Téhéran a averti ce jeudi 19 mars 2026 qu’il ne ferait plus preuve de retenue en cas de nouvelles frappes contre ses infrastructures énergétiques.
Après l’attaque israélienne contre le champ gazier de South Pars, l’Iran a riposté en frappant des installations énergétiques au Qatar, en Arabie saoudite et au Koweït.
Le ministre des Affaires étrangères, Seyyed Abbas Araghchi, a déclaré que la riposte iranienne n’avait mobilisé qu’« une fraction » des forces du pays, par respect pour les appels à la désescalade.

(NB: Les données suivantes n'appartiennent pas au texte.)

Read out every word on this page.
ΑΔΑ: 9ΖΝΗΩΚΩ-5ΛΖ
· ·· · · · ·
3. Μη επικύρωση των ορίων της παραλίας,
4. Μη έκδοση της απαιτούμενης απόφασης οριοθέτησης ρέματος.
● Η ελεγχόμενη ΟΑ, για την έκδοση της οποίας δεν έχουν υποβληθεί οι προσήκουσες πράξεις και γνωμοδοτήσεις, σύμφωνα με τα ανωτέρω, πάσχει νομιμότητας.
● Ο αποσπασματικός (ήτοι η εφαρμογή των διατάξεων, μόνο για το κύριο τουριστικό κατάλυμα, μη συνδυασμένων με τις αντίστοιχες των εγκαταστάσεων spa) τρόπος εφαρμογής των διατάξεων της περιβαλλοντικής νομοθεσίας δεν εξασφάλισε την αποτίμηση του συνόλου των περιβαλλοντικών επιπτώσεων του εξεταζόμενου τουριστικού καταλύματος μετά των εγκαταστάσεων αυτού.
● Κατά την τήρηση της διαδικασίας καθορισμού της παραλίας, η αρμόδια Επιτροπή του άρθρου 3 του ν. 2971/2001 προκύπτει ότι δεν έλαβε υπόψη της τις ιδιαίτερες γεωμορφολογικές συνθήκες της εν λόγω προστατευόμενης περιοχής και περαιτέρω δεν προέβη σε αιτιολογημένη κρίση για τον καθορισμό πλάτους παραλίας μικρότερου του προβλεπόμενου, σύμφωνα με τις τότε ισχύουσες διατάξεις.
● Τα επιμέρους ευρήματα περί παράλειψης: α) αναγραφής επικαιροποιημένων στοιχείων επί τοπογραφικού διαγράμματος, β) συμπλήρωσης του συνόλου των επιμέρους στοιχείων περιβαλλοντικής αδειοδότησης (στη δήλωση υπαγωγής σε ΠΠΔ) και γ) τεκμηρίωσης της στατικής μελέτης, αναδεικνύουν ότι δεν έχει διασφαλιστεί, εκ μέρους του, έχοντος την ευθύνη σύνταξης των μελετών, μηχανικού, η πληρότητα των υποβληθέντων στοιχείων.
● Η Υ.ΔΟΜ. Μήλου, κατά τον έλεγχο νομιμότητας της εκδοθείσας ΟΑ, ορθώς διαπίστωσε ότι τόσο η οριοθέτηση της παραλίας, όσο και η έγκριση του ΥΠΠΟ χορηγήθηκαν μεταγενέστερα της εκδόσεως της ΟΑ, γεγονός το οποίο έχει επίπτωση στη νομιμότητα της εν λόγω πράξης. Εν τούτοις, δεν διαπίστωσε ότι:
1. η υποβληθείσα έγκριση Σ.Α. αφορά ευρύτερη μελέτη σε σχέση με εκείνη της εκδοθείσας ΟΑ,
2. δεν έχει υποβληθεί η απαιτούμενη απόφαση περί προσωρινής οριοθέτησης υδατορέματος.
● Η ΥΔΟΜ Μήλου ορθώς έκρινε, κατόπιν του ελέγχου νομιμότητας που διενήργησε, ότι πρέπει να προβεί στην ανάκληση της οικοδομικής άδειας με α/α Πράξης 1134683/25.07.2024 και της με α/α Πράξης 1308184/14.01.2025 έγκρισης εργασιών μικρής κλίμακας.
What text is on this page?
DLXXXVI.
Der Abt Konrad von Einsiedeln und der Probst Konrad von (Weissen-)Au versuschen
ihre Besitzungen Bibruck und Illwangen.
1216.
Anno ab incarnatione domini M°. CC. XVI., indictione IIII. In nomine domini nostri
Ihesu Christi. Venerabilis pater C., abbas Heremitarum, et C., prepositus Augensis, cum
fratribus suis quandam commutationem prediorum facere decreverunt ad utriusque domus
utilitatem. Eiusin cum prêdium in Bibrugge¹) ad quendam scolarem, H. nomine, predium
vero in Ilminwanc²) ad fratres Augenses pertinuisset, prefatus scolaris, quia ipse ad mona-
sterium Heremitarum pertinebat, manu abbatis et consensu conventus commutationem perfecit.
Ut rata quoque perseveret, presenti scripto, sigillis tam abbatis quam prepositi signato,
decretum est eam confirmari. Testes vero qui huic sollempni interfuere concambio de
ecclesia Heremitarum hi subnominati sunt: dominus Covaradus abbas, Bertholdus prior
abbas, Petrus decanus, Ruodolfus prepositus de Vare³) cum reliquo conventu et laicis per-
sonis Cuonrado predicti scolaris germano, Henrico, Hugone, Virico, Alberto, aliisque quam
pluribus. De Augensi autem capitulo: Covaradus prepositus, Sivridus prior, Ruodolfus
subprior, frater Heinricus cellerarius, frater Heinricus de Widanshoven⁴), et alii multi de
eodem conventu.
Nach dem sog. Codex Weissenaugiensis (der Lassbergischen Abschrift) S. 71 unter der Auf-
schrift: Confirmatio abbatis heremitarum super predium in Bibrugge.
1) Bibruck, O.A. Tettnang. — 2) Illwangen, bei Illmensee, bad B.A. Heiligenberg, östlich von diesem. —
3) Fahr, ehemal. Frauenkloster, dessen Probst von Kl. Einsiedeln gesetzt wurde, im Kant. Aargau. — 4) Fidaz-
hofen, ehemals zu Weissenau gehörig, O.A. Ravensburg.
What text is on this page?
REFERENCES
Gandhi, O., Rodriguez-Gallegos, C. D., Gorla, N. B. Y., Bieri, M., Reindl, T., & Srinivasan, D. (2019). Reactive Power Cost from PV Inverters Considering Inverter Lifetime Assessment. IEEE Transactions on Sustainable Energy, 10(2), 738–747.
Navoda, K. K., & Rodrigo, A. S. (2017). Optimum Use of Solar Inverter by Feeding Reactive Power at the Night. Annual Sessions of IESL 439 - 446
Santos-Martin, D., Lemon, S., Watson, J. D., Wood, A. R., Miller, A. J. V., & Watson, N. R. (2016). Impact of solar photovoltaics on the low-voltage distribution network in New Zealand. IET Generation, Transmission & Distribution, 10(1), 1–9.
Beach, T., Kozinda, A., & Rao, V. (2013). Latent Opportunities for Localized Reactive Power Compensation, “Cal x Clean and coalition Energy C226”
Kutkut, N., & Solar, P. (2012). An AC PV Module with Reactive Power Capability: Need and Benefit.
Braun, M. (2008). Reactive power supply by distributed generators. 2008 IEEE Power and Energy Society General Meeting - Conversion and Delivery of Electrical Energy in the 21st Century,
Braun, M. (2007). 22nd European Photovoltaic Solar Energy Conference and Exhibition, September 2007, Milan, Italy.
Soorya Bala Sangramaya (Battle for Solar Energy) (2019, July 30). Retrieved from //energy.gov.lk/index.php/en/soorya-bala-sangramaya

Mais il a prévenu : « Si l’attaque contre notre infrastructure se répète, il n’y aura plus aucune retenue ». Araghchi a ajouté que toute fin de guerre devait prendre en compte les dommages causés aux zones civiles.
Son porte-parole, Ismail Baghai, a dénoncé les propos du ministre saoudien des Affaires étrangères, le prince Faisal bin Farhan, qui avait affirmé lors de la réunion des pays arabo-islamiques que les frappes iraniennes avaient « complètement anéanti le peu de confiance qui existait auparavant ». Baghaei a qualifié ces déclarations d’« injustes » et « unilatérales », accusant Riyad de soutenir indirectement les actions américaines et israéliennes en permettant l’usage de bases militaires sur son territoire.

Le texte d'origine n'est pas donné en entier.